Multilabel text classification

Hi,
I am new to Prodigy, and try to load in a dataset with multiple and exclusive labels. The json file with two data look like this:
[
{"text": "This is about robot science", "label": "TECHNOLOGY"},
{"text": "This is about money","label": "ECONOMY"}
]

The data is imported as follows:
prodigy db-in data_minimal data.json

Then I start Prodigy with the following command:
prodigy textcat.manual data_minimal data.json --label TECHNOLOGY,ECONOMY

But I only get one label that consist of both labels merged:

image

What I really want to do is to train a bert model for email categorization and then use Prodigy to manually control emails that are wrongly classified.
Is there a basic tutorial except for the support sites? I couldn't find anything really basic about how to get started on Youtube.
Thanks
Anders

Hi! Are you using Windows PowerShell by any chance? It seems to have this quirk that needs you to add strings explicitly in quotes, so try --label "TECHNOLOGY,ECONOMY" instead.

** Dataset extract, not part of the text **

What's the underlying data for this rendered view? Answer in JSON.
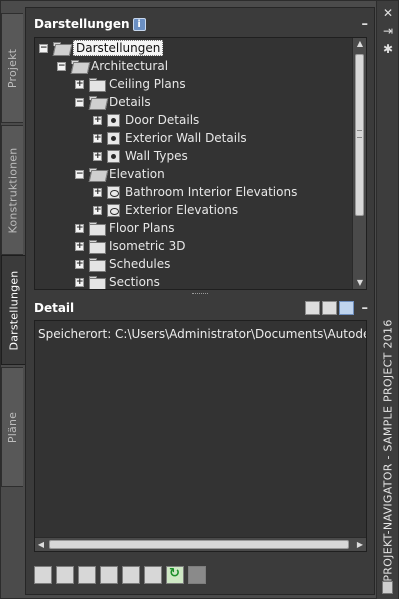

Btw, you shouldn't have to export anything into your dataset before you start annotating – the data will be read in automatically from the file when you start the server. The dataset is intended for the collected annotations, not the raw data. If you import raw data, you end up with unannotated examples in your dataset, which is typically not what you want.

1 Like

Thanks a lot for rapid and concise answer! Using quotes solved my first problem. If I understand you correctly, you recommend me to start the annotation session with the following command:

prodigy textcat.manual - data.json --label "TECHNOLOGY,ECONOMY"

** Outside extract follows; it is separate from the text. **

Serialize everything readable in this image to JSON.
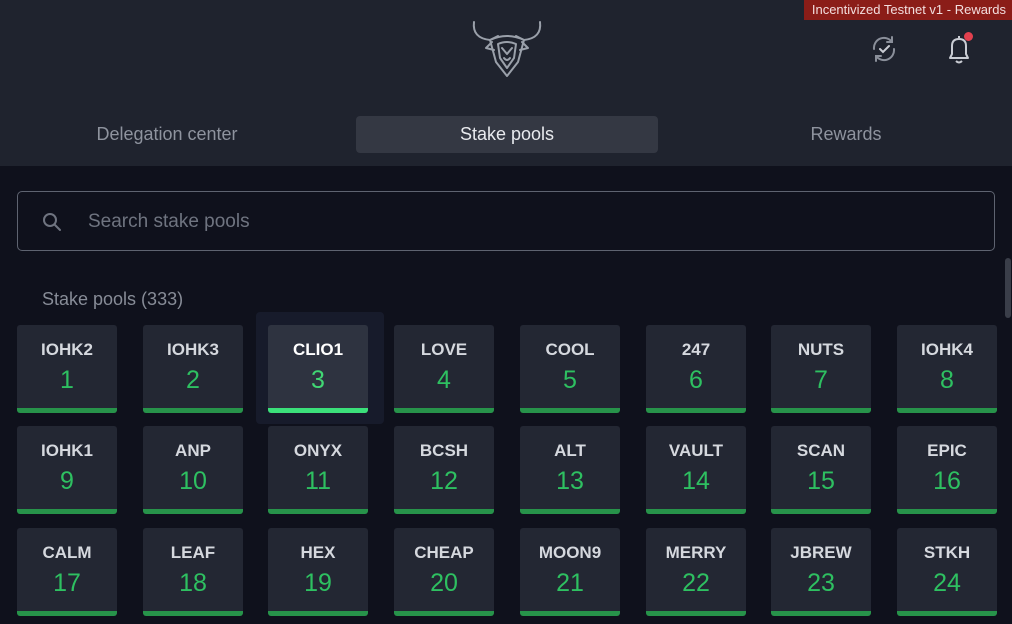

Will Prodigy still save the annotated data in "data_minimal" then? Or where else will it be stored?
Anders

I can answer that. It'll save it to your database directly (into the dataset you expressed). See details here. So it would look something like this

prodigy textcat.manual email-labels ./data.json --label "TECHNOLOGY,ECONOMY"

assuming you have data.json looking something like this

[{"text": "some text"}, {"text": "some other text"}]

The above command would save your annotations into a dataset called email-labels

1 Like

Thanks a lot! It takes some time to get used to the syntax here, but this brought me a long way further.